Выбрать главу

В довершение всех бед к рассвету грянул дождь, сильный и ровный, А тента у нас не было... В «виллисе» сделалось уютно, как в корыте, полном воды.

И когда часам к одиннадцати утра Сенчик, уже в Ясапати, выпустил меня у подъезда особняка, где в сытости, тепле и уюте пребывала моя родная «контора», то из всех человеческих чувств у меня оставалось только одно — злость. Фуражка козырьком упиралась в нос.

Открыл дверь передней, потопал ногами, чтобы слить через край голенищ излишки влаги.

Потом огляделся и обомлел.

На скамье сидела тоненькая хрупкая девушка.

Е-мое! Она! Единственная в мире! Царица грез моих еще с довоенных лет!

Масса вьющихся золотистых волос. Златоглавка! Точеный, чуть вздернутый носик. Задумчивая, мне показалось, даже печальная. На меня не взглянула, хотя я затопал и завозился пуще прежнего. Какого же цвета у нее глаза? Серые? Синие? Нет, кажется, зеленые.
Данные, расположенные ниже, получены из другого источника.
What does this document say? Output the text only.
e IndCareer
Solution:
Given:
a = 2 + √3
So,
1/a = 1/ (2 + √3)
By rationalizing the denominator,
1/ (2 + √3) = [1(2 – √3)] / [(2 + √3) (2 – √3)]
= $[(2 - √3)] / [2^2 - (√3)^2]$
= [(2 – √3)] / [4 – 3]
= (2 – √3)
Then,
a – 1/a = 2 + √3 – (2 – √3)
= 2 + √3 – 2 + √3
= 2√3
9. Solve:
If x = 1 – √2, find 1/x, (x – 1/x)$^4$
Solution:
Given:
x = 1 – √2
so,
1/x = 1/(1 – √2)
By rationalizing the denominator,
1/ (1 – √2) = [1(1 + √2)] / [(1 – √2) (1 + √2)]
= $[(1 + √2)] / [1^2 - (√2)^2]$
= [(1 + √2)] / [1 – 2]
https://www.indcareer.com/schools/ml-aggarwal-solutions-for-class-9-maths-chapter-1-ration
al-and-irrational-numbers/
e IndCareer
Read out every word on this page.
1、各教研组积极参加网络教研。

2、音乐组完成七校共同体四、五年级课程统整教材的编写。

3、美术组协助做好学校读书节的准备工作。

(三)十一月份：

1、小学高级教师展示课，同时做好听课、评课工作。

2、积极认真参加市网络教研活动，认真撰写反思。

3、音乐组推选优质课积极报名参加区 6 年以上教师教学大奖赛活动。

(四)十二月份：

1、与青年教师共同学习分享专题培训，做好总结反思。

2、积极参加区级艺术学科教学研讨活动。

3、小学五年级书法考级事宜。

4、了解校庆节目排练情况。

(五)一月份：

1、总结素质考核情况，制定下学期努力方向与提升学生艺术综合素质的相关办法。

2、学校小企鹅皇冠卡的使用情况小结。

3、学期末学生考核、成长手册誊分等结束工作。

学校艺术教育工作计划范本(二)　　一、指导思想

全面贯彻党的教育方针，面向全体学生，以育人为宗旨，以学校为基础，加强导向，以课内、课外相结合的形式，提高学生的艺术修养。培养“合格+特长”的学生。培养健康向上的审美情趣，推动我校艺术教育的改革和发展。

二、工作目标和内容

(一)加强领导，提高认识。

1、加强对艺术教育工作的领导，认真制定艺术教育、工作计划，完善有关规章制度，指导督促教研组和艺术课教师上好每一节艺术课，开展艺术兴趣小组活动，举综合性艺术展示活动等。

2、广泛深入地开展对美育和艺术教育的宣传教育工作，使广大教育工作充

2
И тут меня словно током стукнуло. А ведь она не одна. По обе стороны в вольных позах сидят солдаты с автоматами.

«Немка?

Венгерка?

Шпионка! — вот кто!

Ну да, в гражданском.

А красивая какая. Златоглавка, с зелеными глазами».

Злость вспыхнула с новой силой. Уже даже не: злость, а ярость.

«Мата Хари. Мата Хари проклятая!

Ну и пойдешь под пулю, сама напросилась!»

Ногой с треском распахнул дверь в первую комнату.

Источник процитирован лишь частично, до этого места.